規定には、社内公募制度に関するいくつかの項目を記します。目的、定義、実施時期、申請方法や審査方法、受付、発令、不利益取扱の禁止などです。社内公募制度のメリットとデメリットには次のようなものがあります。

メリット

  • 社員のモチベーションアップ(チャレンジ可能な環境が前向きな気持ちを生む)
  • 社内が活性化する(人材の流動や社員のモチベーションアップにより全体的に活性化する)
  • 人材の確保・維持(希望職種を目指すための退職を防ぐことができる)
  • 管理職のスキルアップ(部下の育成および適正な評価への取り組みによって緊張感が生まれる)

デメリット

  • 人材のミスマッチ(部署に合わない、また士気に影響を及ぼす)
  • 人間関係への影響(応募した事実により人間関係に亀裂が入る可能性)
  • 逃避(業務ではない別の要因への逃避から希望を出す場合もある)
  • 落選による意欲の低下(叶わなかった、選ばれなかったことから不満がつのり、意欲が低下する可能性)

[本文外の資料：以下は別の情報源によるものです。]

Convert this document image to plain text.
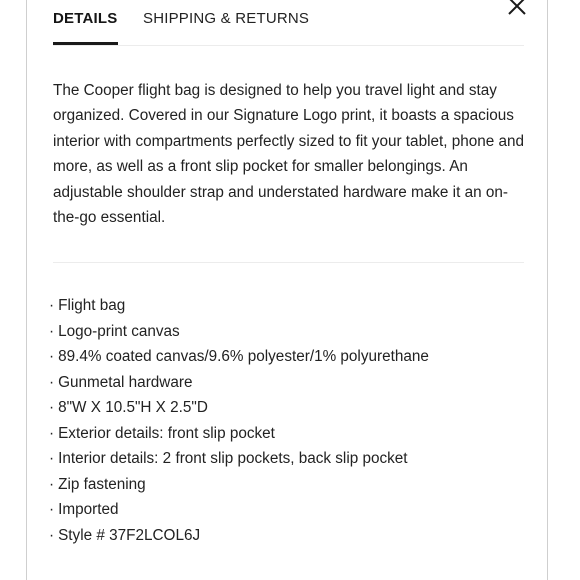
DETAILS SHIPPING & RETURNS

The Cooper flight bag is designed to help you travel light and stay organized. Covered in our Signature Logo print, it boasts a spacious interior with compartments perfectly sized to fit your tablet, phone and more, as well as a front slip pocket for smaller belongings. An adjustable shoulder strap and understated hardware make it an on-the-go essential.

· Flight bag
· Logo-print canvas
· 89.4% coated canvas/9.6% polyester/1% polyurethane
· Gunmetal hardware
· 8"W X 10.5"H X 2.5"D
· Exterior details: front slip pocket
· Interior details: 2 front slip pockets, back slip pocket
· Zip fastening
· Imported
· Style # 37F2LCOL6J
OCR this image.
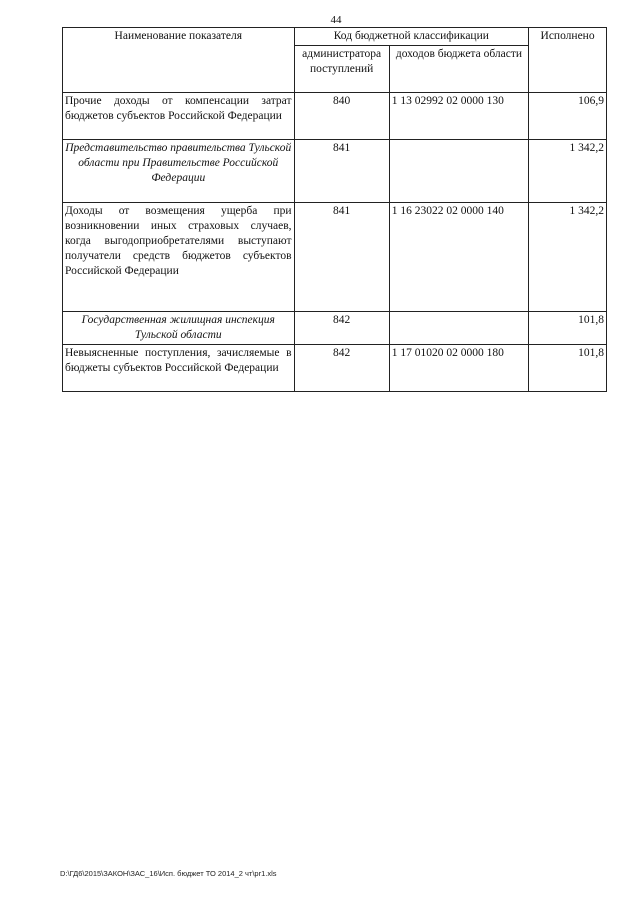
44
Наименование показателя	Код бюджетной классификации		Исполнено
	администратора поступлений	доходов бюджета области	
Прочие доходы от компенсации затрат бюджетов субъектов Российской Федерации	840	1 13 02992 02 0000 130	106,9
Представительство правительства Тульской области при Правительстве Российской Федерации	841		1 342,2
Доходы от возмещения ущерба при возникновении иных страховых случаев, когда выгодоприобретателями выступают получатели средств бюджетов субъектов Российской Федерации	841	1 16 23022 02 0000 140	1 342,2
Государственная жилищная инспекция Тульской области	842		101,8
Невыясненные поступления, зачисляемые в бюджеты субъектов Российской Федерации	842	1 17 01020 02 0000 180	101,8
D:\ГД6\2015\ЗАКОН\ЗАС_16\Исп. бюджет ТО 2014_2 чт\pr1.xls
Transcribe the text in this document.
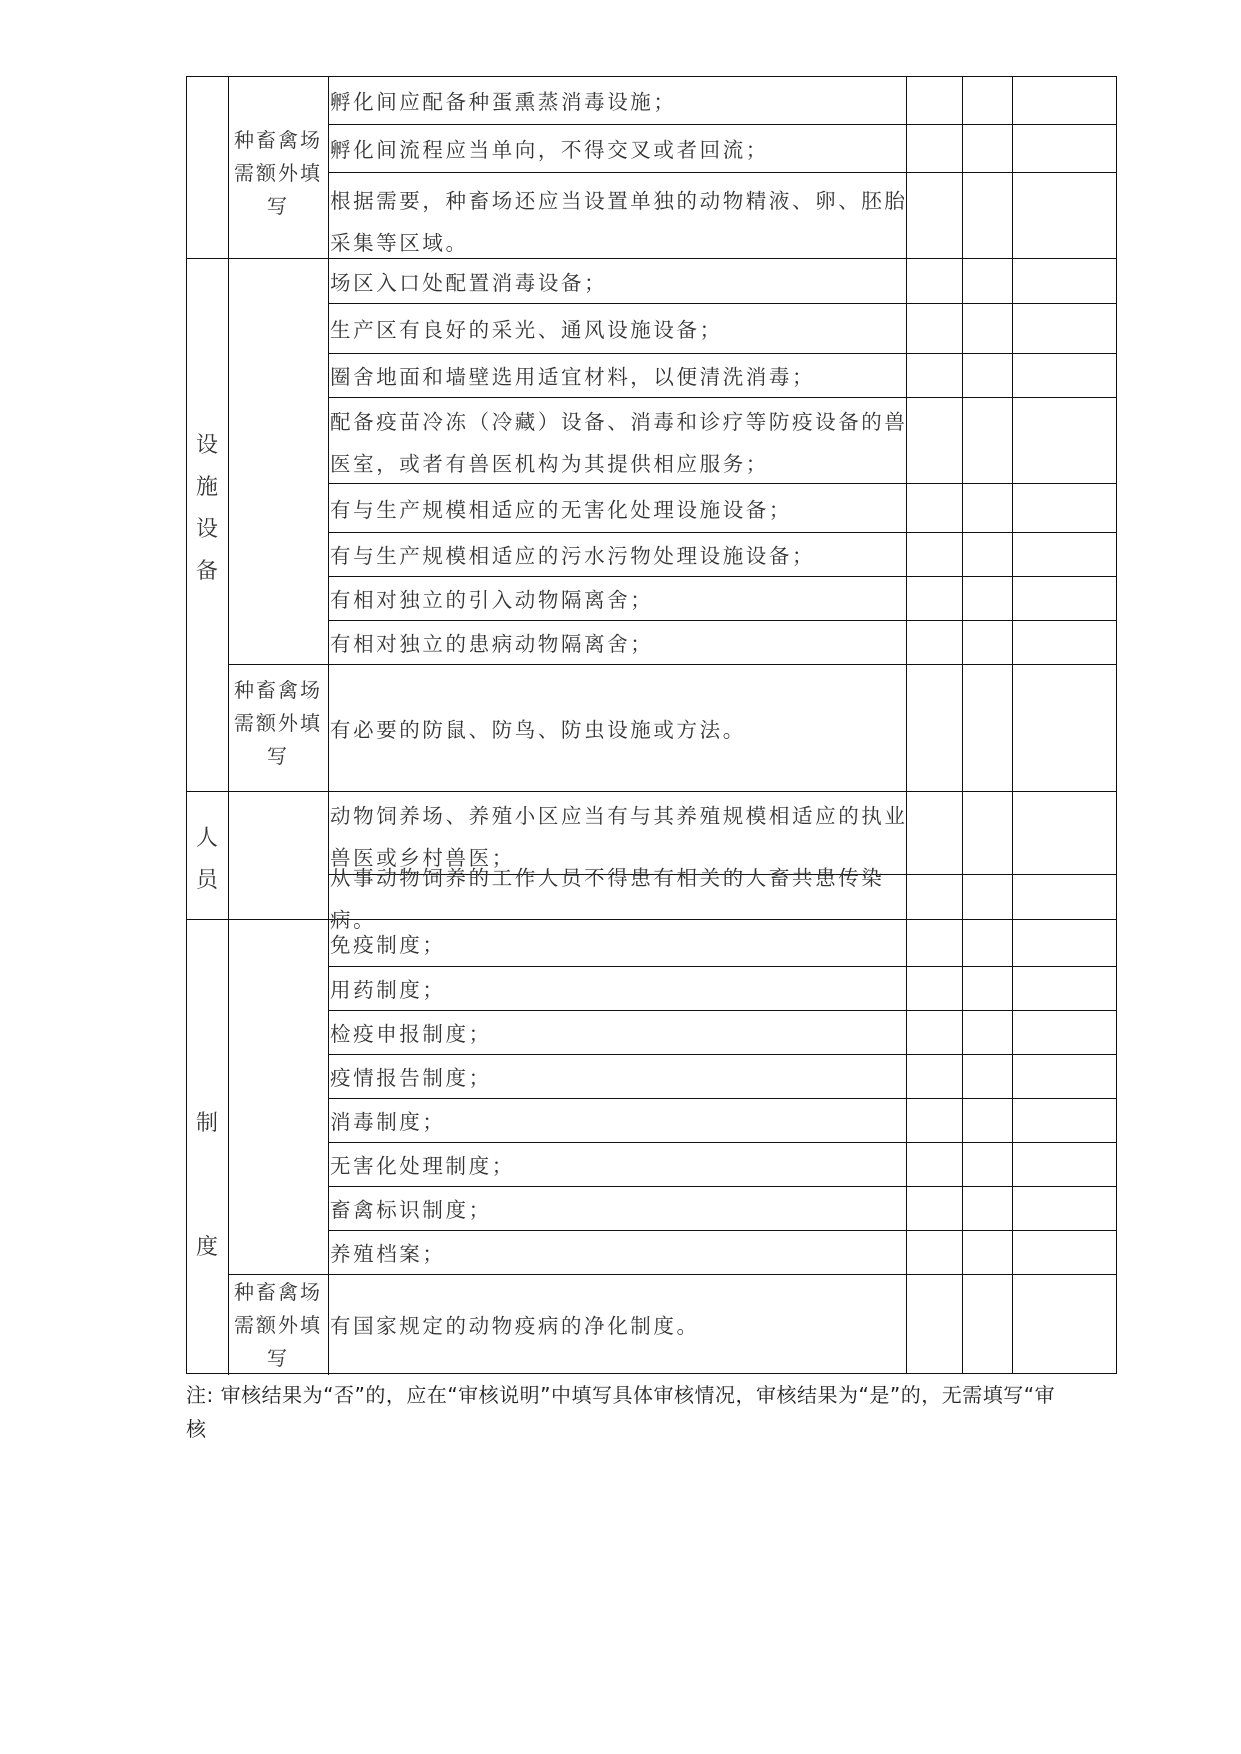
设
施
设
备
人
员
制
度
种畜禽场需额外填写
种畜禽场需额外填写
种畜禽场需额外填写
孵化间应配备种蛋熏蒸消毒设施；
孵化间流程应当单向，不得交叉或者回流；
根据需要，种畜场还应当设置单独的动物精液、卵、胚胎采集等区域。
场区入口处配置消毒设备；
生产区有良好的采光、通风设施设备；
圈舍地面和墙壁选用适宜材料，以便清洗消毒；
配备疫苗冷冻（冷藏）设备、消毒和诊疗等防疫设备的兽医室，或者有兽医机构为其提供相应服务；
有与生产规模相适应的无害化处理设施设备；
有与生产规模相适应的污水污物处理设施设备；
有相对独立的引入动物隔离舍；
有相对独立的患病动物隔离舍；
有必要的防鼠、防鸟、防虫设施或方法。
动物饲养场、养殖小区应当有与其养殖规模相适应的执业兽医或乡村兽医；
从事动物饲养的工作人员不得患有相关的人畜共患传染病。
免疫制度；
用药制度；
检疫申报制度；
疫情报告制度；
消毒制度；
无害化处理制度；
畜禽标识制度；
养殖档案；
有国家规定的动物疫病的净化制度。
注: 审核结果为“否”的，应在“审核说明”中填写具体审核情况，审核结果为“是”的，无需填写“审核
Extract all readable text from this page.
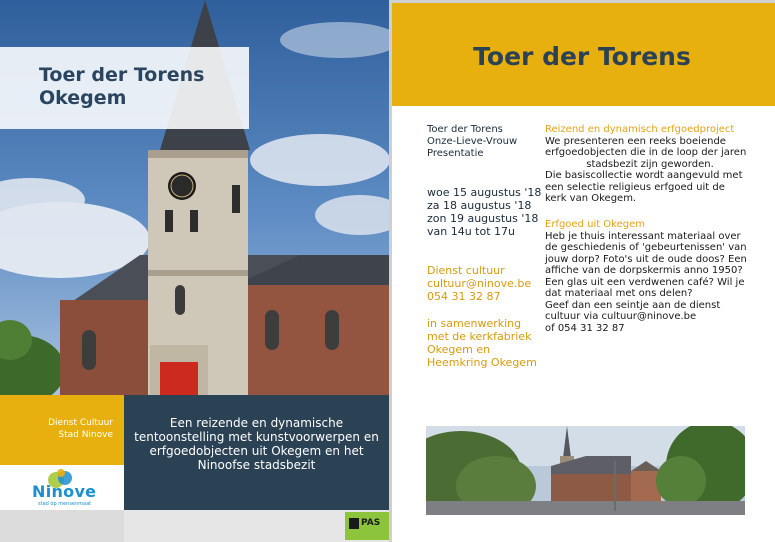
Toer der Torens
Okegem
Dienst Cultuur
Stad Ninove
Ninove
stad op mensenmaat
Een reizende en dynamische tentoonstelling met kunstvoorwerpen en erfgoedobjecten uit Okegem en het Ninoofse stadsbezit
PAS
Toer der Torens
Toer der Torens
Onze-Lieve-Vrouw
Presentatie
woe 15 augustus '18
za 18 augustus '18
zon 19 augustus '18
van 14u tot 17u
Dienst cultuur
cultuur@ninove.be
054 31 32 87
in samenwerking
met de kerkfabriek
Okegem en
Heemkring Okegem
Reizend en dynamisch erfgoedproject
We presenteren een reeks boeiende
erfgoedobjecten die in de loop der jaren
stadsbezit zijn geworden.
Die basiscollectie wordt aangevuld met
een selectie religieus erfgoed uit de
kerk van Okegem.
Erfgoed uit Okegem
Heb je thuis interessant materiaal over
de geschiedenis of 'gebeurtenissen' van
jouw dorp? Foto's uit de oude doos? Een
affiche van de dorpskermis anno 1950?
Een glas uit een verdwenen café? Wil je
dat materiaal met ons delen?
Geef dan een seintje aan de dienst
cultuur via cultuur@ninove.be
of 054 31 32 87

社内公募制度のメリットデメリットを把握した上で、上手に運用する方法を見つけることが大切です。

社内公募制度のQ&A

社内公募制度とは、人材を募集している部署に対し、社員が自発的に応募する制度です。 応募後は部署内で選考が行われ、採用できる社員がいる場合、交渉に入ります。交渉が成立すれば異動となり、社員は希望する部署で働くことができます。
社内公募制度を導入すると、社内で人材が流動的になります。また流動の様子も多様化します。 従業員の部署希望も叶いやすくなり、労働意欲の向上につながるでしょう。あわせて組織活性化も期待できます。 一方で、落選による意欲低下や、ミスマッチなども懸念されます。導入前に運用方法を入念に確認しましょう。
社内フリーエージェント(FA)制度とは、従業員から部署を指定し、異動の希望を出す仕組みです。欠員が発生した部署から募集が発表される社内公募制度のように、需要に対する供給を満たすものではありません。 社内FA制度では、あくまでも従業員の希望を基軸にして異動が行われます。制度の目的が異なることに注意しましょう。